When I read the title I assumed he was alone before rescuing.

echoangleJun 19, 2026
As a layman, it’s kind of surprising that they attempted to CPR someone that long in this situation. If I pulled someone out of the water 2h after they went missing and they were cold to the touch, I would probably call the police and wouldn’t even ask for an ambulance.
spuzJun 19, 2026
The article describes their decision making process:

> As rescue divers searched for the boy's body, we deliberated whether to attempt resuscitation and likelihood of meaningful neurologic recovery of a child submerged for at least 90 minutes. We reviewed literature for guidance2-4,6 and drew from institutional experience with a 2-year-old submerged in ice water for 40 minutes who received 101 minutes of CPR.3 The toddler recovered with no sequelae. For our current patient, the decision was made to resuscitate and rewarm the boy because of his young age and protective effects of ice water submersion. We reasoned that if meaningful neurologic function were not observed after rewarming, end-organ preservation on ECMO may allow family goodbyes and organ harvest for transplantation to give other sick children the gift of life.9 This important point should be considered by providers faced with the difficult decision to attempt resuscitation of a patient with asystolic hypothermia >90 minutes.

kombookchaJun 19, 2026
I believe this is common to attempt when dealing with very cold water drownings. Obviously this is a very extreme case, but I believe you'd generally be instructed on the phone to start CPR but not try to heat them up until the ambulance arrives. Just in case.
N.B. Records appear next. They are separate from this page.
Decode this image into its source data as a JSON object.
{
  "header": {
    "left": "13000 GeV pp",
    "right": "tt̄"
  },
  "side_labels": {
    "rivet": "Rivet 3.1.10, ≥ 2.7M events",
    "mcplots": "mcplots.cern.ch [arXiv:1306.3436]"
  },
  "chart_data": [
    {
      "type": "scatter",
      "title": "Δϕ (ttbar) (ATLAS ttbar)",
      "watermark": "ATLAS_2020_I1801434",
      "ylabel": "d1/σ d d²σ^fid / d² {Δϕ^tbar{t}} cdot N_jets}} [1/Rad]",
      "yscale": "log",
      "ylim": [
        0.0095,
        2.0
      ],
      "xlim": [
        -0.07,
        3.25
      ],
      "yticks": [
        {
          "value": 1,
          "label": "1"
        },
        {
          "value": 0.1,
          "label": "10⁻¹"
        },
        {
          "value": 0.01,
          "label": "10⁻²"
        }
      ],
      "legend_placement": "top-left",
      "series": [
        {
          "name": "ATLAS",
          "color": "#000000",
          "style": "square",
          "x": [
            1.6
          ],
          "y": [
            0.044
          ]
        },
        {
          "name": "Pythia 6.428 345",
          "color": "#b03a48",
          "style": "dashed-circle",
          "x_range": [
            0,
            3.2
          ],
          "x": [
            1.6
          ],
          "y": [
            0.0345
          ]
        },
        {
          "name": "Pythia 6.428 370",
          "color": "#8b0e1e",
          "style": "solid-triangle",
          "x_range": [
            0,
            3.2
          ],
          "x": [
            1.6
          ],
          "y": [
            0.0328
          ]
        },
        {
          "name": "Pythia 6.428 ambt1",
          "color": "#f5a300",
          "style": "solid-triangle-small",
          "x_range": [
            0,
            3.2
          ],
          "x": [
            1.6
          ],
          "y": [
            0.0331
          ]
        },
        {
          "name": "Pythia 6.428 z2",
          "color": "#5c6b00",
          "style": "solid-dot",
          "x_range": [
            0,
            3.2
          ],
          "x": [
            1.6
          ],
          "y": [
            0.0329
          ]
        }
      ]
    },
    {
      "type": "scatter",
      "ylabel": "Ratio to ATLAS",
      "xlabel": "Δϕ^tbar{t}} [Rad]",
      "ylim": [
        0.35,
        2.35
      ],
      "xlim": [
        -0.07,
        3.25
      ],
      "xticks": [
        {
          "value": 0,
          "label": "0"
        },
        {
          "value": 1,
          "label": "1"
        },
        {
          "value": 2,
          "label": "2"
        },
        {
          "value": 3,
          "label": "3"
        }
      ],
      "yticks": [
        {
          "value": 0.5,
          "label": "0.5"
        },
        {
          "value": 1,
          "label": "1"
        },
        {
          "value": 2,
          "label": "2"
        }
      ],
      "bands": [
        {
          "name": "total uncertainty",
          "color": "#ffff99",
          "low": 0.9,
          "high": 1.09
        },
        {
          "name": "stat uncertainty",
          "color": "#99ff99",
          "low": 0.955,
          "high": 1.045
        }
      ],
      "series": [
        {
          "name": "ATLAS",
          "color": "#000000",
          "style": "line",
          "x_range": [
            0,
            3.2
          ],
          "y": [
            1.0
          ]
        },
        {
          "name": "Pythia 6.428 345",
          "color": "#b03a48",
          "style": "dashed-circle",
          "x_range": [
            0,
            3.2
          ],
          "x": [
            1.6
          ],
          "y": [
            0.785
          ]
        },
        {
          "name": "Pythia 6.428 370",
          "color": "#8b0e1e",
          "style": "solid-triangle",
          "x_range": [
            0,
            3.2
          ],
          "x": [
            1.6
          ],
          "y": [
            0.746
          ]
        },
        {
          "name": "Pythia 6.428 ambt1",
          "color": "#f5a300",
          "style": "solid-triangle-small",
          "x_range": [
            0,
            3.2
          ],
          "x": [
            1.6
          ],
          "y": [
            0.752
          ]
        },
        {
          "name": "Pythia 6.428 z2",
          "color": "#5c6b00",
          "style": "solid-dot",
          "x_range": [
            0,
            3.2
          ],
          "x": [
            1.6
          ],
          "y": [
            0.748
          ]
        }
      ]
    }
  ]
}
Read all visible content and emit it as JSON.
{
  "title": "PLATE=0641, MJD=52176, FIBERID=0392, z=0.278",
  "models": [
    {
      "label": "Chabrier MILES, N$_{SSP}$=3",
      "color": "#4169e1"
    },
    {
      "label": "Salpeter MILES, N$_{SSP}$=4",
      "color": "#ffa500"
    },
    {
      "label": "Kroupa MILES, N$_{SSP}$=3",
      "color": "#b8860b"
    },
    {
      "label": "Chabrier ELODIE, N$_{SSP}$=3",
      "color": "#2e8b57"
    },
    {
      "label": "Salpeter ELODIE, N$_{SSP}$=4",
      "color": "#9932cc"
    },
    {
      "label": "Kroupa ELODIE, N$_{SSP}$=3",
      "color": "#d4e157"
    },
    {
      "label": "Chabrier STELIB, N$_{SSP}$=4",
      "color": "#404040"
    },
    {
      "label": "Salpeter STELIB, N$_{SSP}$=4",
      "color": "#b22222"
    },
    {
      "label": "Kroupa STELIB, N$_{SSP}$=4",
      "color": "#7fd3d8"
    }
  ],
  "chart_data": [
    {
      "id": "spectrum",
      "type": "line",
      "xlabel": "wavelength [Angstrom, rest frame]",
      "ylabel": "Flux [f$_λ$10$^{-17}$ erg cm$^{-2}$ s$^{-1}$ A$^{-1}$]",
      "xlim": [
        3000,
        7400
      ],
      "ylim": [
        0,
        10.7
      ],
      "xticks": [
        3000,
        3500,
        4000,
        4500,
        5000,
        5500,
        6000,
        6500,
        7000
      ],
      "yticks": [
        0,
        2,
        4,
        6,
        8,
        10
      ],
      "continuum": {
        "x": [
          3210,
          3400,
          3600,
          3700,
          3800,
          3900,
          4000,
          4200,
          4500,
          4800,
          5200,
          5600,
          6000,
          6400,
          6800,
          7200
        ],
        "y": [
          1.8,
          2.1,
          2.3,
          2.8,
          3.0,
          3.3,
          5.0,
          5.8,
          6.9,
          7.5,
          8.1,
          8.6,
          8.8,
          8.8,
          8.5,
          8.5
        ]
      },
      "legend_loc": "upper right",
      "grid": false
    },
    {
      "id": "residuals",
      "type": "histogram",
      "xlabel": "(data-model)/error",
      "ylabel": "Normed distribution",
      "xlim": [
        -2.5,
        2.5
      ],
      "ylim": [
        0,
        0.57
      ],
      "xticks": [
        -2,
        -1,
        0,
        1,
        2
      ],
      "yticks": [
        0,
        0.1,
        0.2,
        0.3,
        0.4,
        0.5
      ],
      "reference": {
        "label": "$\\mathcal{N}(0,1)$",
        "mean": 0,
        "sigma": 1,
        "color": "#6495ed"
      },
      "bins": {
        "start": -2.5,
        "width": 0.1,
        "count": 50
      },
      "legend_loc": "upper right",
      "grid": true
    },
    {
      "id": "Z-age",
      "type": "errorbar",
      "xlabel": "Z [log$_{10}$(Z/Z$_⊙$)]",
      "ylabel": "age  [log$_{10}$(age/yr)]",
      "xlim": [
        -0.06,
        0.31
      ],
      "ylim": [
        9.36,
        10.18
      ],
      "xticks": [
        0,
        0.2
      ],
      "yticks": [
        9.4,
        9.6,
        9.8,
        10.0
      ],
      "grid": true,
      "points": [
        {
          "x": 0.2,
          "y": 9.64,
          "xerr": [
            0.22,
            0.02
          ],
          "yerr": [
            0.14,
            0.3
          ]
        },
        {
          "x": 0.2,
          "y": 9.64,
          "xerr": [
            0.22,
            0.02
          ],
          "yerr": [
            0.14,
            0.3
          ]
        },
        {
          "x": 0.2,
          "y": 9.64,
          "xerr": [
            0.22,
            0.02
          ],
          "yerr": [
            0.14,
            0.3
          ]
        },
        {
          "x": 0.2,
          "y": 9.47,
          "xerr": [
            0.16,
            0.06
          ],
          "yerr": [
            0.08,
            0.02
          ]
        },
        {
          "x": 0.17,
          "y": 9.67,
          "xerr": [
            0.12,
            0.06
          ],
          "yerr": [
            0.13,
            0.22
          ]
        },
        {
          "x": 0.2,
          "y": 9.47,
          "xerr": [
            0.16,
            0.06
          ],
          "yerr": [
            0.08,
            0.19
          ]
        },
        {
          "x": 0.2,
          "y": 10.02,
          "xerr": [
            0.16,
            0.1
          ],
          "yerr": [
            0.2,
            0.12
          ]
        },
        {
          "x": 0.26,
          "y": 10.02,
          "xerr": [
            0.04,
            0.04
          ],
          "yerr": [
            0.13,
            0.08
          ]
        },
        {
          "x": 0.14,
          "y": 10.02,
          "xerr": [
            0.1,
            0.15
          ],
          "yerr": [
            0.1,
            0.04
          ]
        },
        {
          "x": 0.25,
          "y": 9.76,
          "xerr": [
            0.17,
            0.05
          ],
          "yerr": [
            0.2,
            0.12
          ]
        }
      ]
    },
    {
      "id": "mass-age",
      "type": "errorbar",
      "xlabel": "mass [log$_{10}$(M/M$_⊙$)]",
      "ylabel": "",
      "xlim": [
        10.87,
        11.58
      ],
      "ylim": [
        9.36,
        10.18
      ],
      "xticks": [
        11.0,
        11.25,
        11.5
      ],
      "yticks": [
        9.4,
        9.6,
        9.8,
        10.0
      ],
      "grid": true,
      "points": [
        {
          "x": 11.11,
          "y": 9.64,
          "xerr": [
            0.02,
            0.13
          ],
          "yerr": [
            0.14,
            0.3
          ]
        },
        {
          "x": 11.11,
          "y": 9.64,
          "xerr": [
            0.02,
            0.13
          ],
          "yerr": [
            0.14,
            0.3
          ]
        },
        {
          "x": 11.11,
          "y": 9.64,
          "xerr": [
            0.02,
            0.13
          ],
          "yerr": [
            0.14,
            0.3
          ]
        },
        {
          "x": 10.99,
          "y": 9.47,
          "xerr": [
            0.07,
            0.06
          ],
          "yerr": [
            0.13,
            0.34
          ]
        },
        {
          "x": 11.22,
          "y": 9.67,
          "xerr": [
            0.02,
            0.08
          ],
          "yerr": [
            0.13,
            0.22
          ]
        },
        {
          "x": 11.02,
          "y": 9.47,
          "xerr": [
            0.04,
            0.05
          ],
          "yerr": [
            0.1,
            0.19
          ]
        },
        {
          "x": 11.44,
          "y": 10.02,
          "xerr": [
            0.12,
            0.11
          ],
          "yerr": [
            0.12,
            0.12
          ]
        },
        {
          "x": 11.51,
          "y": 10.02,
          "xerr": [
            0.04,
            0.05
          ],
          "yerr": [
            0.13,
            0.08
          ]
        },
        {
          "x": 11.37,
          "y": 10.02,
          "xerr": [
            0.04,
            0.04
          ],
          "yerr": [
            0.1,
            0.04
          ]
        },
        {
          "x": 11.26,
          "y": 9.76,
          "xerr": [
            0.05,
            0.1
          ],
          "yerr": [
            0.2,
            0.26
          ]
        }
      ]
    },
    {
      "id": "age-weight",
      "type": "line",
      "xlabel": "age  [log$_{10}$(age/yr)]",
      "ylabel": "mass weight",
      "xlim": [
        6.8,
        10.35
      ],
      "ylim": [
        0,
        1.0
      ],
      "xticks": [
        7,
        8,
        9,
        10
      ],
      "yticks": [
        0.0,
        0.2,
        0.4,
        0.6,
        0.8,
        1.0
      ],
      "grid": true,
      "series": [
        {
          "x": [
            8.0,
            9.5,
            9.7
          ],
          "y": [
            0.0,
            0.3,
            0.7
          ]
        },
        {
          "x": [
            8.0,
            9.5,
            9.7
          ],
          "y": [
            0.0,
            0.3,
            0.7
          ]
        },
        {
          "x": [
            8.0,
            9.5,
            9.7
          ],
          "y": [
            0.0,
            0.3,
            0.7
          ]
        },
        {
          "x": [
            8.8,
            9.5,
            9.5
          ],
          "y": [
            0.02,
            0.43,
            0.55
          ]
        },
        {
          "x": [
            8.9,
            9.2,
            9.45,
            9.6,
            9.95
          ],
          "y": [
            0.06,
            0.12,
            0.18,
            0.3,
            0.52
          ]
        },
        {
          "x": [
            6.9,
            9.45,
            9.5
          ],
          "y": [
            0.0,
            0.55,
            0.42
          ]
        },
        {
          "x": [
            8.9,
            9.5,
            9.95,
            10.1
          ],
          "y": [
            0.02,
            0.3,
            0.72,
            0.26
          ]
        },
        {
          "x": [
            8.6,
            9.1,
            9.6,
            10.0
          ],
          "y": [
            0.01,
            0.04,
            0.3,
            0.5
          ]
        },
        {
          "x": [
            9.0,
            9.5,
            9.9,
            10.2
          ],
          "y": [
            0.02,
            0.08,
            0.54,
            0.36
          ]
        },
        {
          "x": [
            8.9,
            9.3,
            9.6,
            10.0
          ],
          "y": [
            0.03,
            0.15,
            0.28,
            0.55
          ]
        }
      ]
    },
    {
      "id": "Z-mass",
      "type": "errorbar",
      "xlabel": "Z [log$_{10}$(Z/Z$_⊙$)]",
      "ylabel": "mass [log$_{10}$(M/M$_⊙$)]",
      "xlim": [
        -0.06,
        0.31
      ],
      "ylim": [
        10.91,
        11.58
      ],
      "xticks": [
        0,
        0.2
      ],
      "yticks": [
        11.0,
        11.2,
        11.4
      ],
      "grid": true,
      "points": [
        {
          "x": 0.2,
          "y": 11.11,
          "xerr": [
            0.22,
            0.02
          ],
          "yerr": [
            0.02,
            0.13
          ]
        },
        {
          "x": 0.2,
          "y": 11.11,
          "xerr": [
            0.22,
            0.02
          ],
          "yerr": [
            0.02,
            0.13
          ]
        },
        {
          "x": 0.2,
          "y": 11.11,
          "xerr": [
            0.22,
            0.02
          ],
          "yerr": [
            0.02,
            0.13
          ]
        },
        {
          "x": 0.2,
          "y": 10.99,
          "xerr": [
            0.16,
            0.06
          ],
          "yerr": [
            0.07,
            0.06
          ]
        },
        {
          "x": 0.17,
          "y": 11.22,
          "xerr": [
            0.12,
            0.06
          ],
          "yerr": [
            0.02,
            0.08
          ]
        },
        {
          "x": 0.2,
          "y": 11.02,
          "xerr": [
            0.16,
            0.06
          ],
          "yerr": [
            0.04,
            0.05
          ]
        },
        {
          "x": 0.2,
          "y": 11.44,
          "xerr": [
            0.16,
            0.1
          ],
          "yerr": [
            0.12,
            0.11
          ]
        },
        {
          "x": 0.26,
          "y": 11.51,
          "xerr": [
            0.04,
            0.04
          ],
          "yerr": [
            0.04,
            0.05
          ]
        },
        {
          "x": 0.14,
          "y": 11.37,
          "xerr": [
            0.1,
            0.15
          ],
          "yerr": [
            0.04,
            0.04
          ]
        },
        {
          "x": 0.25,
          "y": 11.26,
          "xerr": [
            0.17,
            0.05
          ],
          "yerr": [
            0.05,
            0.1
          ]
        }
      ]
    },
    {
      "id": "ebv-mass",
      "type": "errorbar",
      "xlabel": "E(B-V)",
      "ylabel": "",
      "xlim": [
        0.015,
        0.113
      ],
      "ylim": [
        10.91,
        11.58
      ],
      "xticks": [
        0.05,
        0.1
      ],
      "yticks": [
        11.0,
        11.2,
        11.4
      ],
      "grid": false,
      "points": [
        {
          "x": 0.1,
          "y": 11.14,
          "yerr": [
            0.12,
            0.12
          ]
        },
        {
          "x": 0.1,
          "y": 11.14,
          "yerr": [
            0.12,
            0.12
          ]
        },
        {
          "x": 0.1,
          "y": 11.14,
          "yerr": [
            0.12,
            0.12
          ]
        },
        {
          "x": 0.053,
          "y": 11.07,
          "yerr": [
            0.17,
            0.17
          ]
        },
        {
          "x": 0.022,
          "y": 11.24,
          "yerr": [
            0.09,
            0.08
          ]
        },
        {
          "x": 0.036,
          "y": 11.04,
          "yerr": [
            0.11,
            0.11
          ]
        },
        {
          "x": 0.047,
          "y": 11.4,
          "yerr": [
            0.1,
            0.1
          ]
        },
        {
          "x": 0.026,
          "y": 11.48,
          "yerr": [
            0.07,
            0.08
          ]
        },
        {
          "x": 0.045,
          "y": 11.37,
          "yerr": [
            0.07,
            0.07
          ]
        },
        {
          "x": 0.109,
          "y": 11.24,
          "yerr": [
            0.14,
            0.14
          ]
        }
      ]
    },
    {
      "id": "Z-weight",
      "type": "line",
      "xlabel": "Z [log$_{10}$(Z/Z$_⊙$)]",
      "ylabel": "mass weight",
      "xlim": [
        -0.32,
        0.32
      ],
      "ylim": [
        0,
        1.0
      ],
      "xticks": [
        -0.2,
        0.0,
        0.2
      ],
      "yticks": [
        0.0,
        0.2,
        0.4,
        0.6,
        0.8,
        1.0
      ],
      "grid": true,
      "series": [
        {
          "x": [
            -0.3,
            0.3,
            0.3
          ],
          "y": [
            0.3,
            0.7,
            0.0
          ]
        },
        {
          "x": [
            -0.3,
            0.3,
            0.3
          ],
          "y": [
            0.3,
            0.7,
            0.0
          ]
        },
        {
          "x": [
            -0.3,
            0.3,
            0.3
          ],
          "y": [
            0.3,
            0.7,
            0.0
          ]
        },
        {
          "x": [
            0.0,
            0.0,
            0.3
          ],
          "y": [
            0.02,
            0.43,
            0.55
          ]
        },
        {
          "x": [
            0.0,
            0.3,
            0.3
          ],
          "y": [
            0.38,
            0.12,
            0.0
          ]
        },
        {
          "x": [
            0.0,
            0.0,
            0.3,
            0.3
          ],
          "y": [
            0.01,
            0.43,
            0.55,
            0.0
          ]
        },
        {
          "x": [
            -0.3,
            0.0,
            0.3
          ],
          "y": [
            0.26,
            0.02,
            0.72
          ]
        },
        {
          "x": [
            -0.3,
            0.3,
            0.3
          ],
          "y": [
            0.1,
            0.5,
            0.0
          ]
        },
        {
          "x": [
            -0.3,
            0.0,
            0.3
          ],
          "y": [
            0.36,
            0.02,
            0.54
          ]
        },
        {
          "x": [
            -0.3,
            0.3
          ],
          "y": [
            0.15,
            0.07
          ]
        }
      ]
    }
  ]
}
The case below had a person conscious in the water for 40 minutes (with an air pocket under the ice) before going into circulatory arrest, and then spent another 40 minutes clinically dead in under water. The combined 80 minutes in the water lowered her body temperature very dramatically, and played a large part in her almost complete recovery.

https://en.wikipedia.org/wiki/Anna_B%C3%A5genholm

stymaarJun 19, 2026
There's been plenty of previous evidence that cold water immersion significantly slows down the destructive process caused by hypoxia in the brain. I don't think they'd have tried that had the boy stayed in a heated swimming pool for two hours.
sjducbJun 19, 2026
Guidance in the UK is that you always attempt CPR with children and continue it until you get to hospital. This is mostly for the family. They have the knowledge that you did everything you could, and when the child is pronounced dead in hospital the family have a lot of support available in the hospital setting.
momoraulJun 19, 2026
147 minutes under and they brought him back. Every time I read a cold-water survival case I'm amazed all over again at what the body can pull through.
TacticalCoderJun 19, 2026
Which is why some doctors/scientist explained --and it's been at least tested but I don't know if they managed to get enough data to confirm-- that in ambulances there should always be ice and a device to put all around the head, to keep the head cool with the ice.

Not only for survival but to lower the risk of permanent brain damage after incidents.

It's nothing new and I wonder when it's going to be taken more seriously as an emergency response as obviously there is something going on here.

gcanyonJun 19, 2026
As the say goes, "you're not dead until you're WARM and dead."

Still, that recovery sounds rough on everyone involved.

pxeger1Jun 19, 2026
How many people have died because the people who could've saved them didn't think it was possible to save them?